O alerta é sempre válido, principalmente porque recentemente a interpretação de notícias sobre a vacina contra a dengue ‘amoleceu’ a já ‘fraca’ vontade do brasileiro de atuar para eliminar focos criadouros do mosquito da dengue.
É bom deixar claro que as vacinas da dengue ainda estão sendo testadas e que o acesso das pessoas ao produto pode levar anos.
Na semana passada, por exemplo, o Estado de São Paulo informou que irá levar os testes em humanos da primeira vacina brasileira contra a dengue, produzida pelo Instituto Butantan, unidade da Secretaria de Estado da Saúde, para mais três cidades brasileiras.
Desde quinta-feira (23), os estudos começam a ser realizados em cerca de 1,2 mil voluntários de São José do Rio Preto, em parceria com a faculdade de medicina local.
Já esta semana, os testes serão iniciados em centros de pesquisa dos municípios de Manaus-AM e Boa Vista-RR.
Trata-se da última fase da pesquisa em humanos antes da aprovação da vacina para produção em larga escala pelo Butantan e disponibilização para campanhas de imunização em massa na rede pública de saúde em todo o Brasil. Ao todo, serão mobilizados 17 mil voluntários em 14 centros de pesquisas situados em 13 municípios pelo país.
Os ensaios clínicos desta etapa foram iniciados em fevereiro deste ano, pelo Hospital das Clínicas da Faculdade de Medicina da USP, na capital paulista.
São convidadas a participar do estudo pessoas saudáveis, que já tiveram ou não dengue em algum momento da vida e que se enquadrem em três faixas etárias: 2 a 6 anos, 7 a 17 anos e 18 a 59 anos. Os participantes do estudo são acompanhados pela equipe médica por um período de cinco anos para verificar a duração da proteção oferecida pela vacina.
A vacina do Butantan, desenvolvida em parceria com o National Institutesof Health (EUA), tem potencial para proteger contra os quatro vírus da dengue com uma única dose e é produzida com os vírus vivos, mas geneticamente atenuados, isto é, enfraquecidos. “Com os vírus vivos, a resposta imunológica tende a ser mais forte, mas como estão enfraquecidos, eles não têm potencial para provocar a doença”, explica o diretor do Instituto Butantan, Jorge Kalil.
Nesta última etapa da pesquisa, os estudos visam a comprovar a eficácia da vacina. Do total de voluntários, 2/3 receberão a vacina e 1/3 receberá placebo, uma substância com as mesmas características da vacina, mas sem os vírus, ou seja, sem efeito. Nem a equipe médica nem o participante saberão quais voluntários receberam a vacina e quais receberam o placebo. O objetivo é descobrir, mais à frente, a partir de exames coletados dos voluntários, se quem tomou a vacina ficou protegido e quem tomou o placebo contraiu a doença.

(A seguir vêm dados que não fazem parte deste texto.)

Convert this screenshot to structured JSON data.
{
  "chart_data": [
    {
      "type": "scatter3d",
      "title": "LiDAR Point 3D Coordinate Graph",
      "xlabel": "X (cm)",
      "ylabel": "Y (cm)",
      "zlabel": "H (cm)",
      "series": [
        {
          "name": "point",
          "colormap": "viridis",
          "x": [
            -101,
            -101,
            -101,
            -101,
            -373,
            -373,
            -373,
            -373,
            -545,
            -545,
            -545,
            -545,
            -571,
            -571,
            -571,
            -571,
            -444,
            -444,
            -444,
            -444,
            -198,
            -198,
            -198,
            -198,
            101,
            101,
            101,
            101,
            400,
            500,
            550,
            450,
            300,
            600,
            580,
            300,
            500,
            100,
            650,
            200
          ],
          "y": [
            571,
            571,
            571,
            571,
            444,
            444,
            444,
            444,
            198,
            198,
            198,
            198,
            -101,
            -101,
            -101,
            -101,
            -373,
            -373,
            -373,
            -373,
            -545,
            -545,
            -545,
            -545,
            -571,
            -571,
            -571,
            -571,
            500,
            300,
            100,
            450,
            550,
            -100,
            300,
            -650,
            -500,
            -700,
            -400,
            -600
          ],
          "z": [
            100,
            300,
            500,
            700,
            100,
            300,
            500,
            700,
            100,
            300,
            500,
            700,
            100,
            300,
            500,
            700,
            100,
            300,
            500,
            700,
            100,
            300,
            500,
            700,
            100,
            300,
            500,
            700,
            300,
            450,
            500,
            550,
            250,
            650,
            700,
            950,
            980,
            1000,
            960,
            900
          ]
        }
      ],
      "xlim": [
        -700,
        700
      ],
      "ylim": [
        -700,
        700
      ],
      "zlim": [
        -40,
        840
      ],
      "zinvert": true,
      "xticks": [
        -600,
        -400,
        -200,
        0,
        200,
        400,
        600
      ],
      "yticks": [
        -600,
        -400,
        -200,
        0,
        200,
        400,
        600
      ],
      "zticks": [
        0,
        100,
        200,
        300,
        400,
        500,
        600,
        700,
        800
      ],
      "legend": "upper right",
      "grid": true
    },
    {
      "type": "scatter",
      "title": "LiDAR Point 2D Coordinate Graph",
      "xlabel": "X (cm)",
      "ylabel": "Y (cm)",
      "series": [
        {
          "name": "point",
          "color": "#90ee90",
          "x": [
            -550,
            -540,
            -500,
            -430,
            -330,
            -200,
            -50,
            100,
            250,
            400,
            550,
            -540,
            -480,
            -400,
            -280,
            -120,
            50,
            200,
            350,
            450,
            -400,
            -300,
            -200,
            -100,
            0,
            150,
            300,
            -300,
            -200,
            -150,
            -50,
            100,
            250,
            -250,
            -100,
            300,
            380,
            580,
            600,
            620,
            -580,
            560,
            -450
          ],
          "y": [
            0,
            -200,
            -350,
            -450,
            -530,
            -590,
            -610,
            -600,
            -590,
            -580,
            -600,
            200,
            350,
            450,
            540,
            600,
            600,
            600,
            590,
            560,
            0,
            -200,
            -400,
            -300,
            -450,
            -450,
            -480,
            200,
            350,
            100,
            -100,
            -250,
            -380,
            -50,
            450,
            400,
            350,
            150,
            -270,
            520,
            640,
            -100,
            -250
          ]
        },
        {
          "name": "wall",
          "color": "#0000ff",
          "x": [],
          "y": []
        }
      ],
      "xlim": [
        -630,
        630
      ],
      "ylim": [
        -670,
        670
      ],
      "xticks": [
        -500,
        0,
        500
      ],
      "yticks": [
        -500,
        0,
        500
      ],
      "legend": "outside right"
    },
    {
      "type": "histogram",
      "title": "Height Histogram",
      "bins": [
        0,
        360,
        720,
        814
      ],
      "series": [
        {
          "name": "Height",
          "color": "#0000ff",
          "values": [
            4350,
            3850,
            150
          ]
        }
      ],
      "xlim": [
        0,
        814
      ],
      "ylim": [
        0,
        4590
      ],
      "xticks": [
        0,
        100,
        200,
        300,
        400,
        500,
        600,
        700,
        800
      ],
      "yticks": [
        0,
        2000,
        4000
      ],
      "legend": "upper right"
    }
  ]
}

Os dados disponíveis até agora das duas primeiras fases indicam que a vacina é segura, que ela induz o organismo a produzir anticorpos de maneira equilibrada contra os quatro vírus da dengue e que ela é potencialmente eficaz.
“A dengue é uma doença endêmica no Brasil e em mais de 100 países. A vacina brasileira produzida pelo Butantan será uma importante arma de prevenção para que o país possa delinear estratégias de imunização em massa, protegendo nossa população contra a doença e suas complicações, afirma o secretário de Estado da Saúde, David Uip.
Enquanto este processo lento, não por morosidade do Estado ou dos pesquisadores, mas porque é o procedimento adequando de acordo com a Organização Mundial da Saúde, não chega ao fim, todos devem contribuir para eliminação dos focos criadouros.
Como alerta, podemos dizer que ‘não é porque existe vacina contra gripe que você deve ficar exposto à doença’. Prevenção é o melhor remédio.